Not only was that geocentrism piece not an argument or claim that I've made,
but I've never seen anyone make it in that manner either. But perhaps you know
that and were intentionally misrepresenting their arguments.

Back on topic, no, your concluding claim is not true. To reach your conclusion
you would, at the minimum, need to assume that a machine can simulate
arbitrary physical phenomenon, which is not a forgone conclusion. For
instance, the "thinking done by neurons" you refer to made be reliant on some
facet of the real numbers that is simply not computable. Perhaps at any level
of approximation of it, what we discern as AGI may not manifest. Etc.
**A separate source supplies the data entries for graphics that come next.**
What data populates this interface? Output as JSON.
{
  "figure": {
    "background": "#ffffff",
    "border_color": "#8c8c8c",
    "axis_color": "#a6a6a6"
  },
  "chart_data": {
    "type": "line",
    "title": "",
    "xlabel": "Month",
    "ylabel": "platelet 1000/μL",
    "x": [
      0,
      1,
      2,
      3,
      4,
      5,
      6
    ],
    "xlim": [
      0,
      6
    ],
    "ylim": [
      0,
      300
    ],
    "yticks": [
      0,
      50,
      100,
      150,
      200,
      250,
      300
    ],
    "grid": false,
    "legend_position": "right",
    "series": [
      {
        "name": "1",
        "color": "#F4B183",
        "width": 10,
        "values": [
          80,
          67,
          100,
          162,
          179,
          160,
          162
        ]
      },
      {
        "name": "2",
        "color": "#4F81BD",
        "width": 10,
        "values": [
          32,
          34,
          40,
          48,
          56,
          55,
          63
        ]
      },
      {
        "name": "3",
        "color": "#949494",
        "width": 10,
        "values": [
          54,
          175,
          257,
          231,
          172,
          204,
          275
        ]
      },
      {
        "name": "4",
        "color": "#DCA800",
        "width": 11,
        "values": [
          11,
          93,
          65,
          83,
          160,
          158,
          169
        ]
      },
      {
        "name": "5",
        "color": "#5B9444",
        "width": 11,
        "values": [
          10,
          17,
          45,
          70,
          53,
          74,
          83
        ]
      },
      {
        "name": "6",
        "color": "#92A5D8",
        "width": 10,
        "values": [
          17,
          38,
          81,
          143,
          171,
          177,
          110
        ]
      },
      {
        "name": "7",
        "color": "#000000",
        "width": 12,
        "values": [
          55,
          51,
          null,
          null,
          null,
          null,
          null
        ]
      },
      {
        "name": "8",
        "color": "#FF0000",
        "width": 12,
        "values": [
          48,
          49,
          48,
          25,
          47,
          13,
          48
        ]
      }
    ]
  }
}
But, finally, your premises are faulty. What most people really mean when they
reference AGI or "truly intelligent" is not intelligence, but wisdom.
Computers have been "more intelligent" than humans for a long time now if it
simply means arithmetic and recalling trivia. Now, noting that, isn't it
possible that such wisdom is dependent on dependent on the will, the soul,
etc?

So we arrive back at the true point of contention - you are a materialist. I
claim that materialism has been handily refuted for thousands of years. Then
you fell back on pretty much every freshman level fallacy in the book. On the
other hand, I suspect some of your misrepresenting of "classical" philosophy
was not intentional, and just the result of getting most of it second hand
from the Kurzweil (AI) and Dawkins (geocentrism) type literature. It is wise
not to be so dismissive of pre-"Enlightenment" thinking.